A 13C-labeled mixed triglyceride breath test was performed in 52 patients after PPPD to assess postoperative exocrine pancreatic function. A value of percent 13CO2 cumulative dose at 7 h ( % CD-7h) of less than 5 % was considered diagnostic of exocrine pancreatic insufficiency. Pre- and postoperative pancreatic parenchymal thicknesses were calculated using computed tomography (CT) scans, and compared by means of receiver operating characteristic (ROC) analysis.
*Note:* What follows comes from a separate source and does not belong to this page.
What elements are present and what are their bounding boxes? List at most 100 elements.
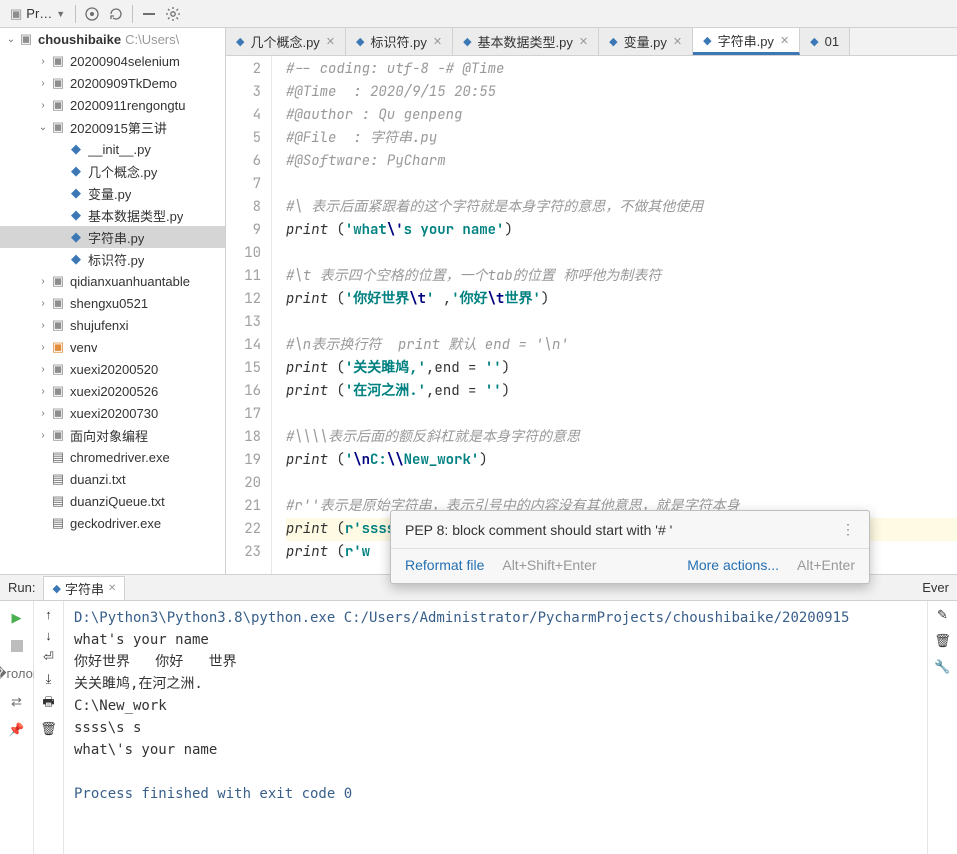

Thirty-four (65.4 % ) of 52 patients were found to have exocrine pancreatic insufficiency based on the breath test. With ROC analysis for identification of exocrine pancreatic insufficiency, the areas under the ROC curve for the postoperative pancreatic parenchymal thickness were higher than those for the preoperative pancreatic parenchymal thickness (0.904 and 0.702, respectively, P = 0.009). When the cut-off value of the postoperative pancreatic parenchymal thickness was set at 13.0 mm, the sensitivity and specificity for identifying exocrine pancreatic insufficiency were 88.2 % and 88.9 % , respectively.
Reduced postoperative pancreatic parenchymal thickness is a reliable indicator of exocrine pancreatic insufficiency after PPPD.